Le Faso Libre

Actualités du Burkina Faso : politique, sécurité, économie et société, sans compromis éditoriaux.

Le Faso Libre

Actualités du Burkina Faso : politique, sécurité, économie et société, sans compromis éditoriaux.

A la UneActualités

Le Faso Libre : quand l’État fixe les loyers, qui trinque vraiment ?

Un décret controversé pour apaiser les tensions sociales

Les autorités de Niamey ont récemment instauré un plafonnement des loyers résidentiels, oscillant entre 15 000 et 80 000 FCFA. Cette mesure, présentée comme une avancée sociale majeure, suscite de vives interrogations parmi les professionnels de l’immobilier. Derrière l’intention louable de rendre le logement accessible se cache une réalité économique préoccupante, risquant de fragiliser davantage un secteur déjà sous tension.

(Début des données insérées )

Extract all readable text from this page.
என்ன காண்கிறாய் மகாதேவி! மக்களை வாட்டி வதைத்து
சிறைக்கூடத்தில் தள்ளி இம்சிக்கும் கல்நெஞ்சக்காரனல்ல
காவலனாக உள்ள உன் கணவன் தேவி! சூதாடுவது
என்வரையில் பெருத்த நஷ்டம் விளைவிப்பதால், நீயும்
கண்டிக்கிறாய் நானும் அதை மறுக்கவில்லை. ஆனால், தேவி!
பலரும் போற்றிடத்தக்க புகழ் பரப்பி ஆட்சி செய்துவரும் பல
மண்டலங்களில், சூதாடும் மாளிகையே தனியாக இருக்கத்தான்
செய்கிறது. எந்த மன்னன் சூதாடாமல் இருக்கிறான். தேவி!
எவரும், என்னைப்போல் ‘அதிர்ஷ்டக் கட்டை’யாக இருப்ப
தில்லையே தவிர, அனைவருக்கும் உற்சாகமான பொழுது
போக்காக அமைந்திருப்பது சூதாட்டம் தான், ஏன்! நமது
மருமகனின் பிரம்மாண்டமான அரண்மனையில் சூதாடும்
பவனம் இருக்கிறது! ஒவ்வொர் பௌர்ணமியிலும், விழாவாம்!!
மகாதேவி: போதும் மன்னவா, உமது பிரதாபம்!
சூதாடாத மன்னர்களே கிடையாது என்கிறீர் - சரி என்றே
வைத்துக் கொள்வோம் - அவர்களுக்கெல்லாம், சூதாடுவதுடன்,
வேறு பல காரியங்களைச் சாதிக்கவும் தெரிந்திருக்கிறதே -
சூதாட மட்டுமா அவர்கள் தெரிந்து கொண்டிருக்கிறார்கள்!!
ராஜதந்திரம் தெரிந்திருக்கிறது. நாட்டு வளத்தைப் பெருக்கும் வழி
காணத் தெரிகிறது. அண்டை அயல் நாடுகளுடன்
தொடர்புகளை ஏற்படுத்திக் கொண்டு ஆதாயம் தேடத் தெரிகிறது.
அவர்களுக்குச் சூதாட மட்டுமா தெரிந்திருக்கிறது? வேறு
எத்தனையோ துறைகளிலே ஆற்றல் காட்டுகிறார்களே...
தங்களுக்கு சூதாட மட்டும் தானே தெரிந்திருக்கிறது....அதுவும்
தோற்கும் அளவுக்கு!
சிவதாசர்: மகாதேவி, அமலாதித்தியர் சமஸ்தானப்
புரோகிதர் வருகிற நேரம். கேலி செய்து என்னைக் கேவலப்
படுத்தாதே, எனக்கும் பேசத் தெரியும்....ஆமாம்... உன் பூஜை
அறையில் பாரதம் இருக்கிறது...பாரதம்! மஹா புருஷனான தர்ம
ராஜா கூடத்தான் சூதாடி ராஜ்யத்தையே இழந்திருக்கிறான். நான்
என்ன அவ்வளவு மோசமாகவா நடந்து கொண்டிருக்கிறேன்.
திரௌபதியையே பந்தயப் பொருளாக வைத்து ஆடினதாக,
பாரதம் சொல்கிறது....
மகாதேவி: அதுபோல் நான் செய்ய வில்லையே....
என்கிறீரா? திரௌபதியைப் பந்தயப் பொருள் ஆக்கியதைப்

Les limites d’une intervention étatique en économie

L’histoire économique regorge d’exemples où l’imposition autoritaire des prix a produit des effets contraires aux objectifs initiaux. En fixant des seuils de loyer jugés trop bas pour être rentables, l’État pourrait bien étouffer le marché locatif au lieu de le dynamiser. Les mécanismes de l’offre et de la demande, une fois perturbés, engendrent des conséquences imprévisibles et souvent néfastes.

Trois risques majeurs pour le secteur immobilier

  • Un désinvestissement brutal : Les promoteurs et investisseurs privés, confrontés à des rentabilités incertaines, pourraient se détourner définitivement du marché. Sans perspectives de retour sur investissement, les projets de construction seraient abandonnés, aggravant la pénurie déjà criante de logements.
  • La dégradation accélérée du parc existant : Les propriétaires, privés de revenus suffisants, n’auront ni les moyens ni l’incitation à entretenir leurs biens. Toitures percées, peintures écaillées et installations vétustes deviendront la norme, au détriment des locataires eux-mêmes.
  • L’émergence d’un marché parallèle : En situation de rareté artificielle, les candidats locataires se retrouveront contraints de recourir à des pratiques illégales pour accéder à un logement. Les paiements informels, voire les pots-de-vin, risquent de proliférer, créant un système opaque et inéquitable.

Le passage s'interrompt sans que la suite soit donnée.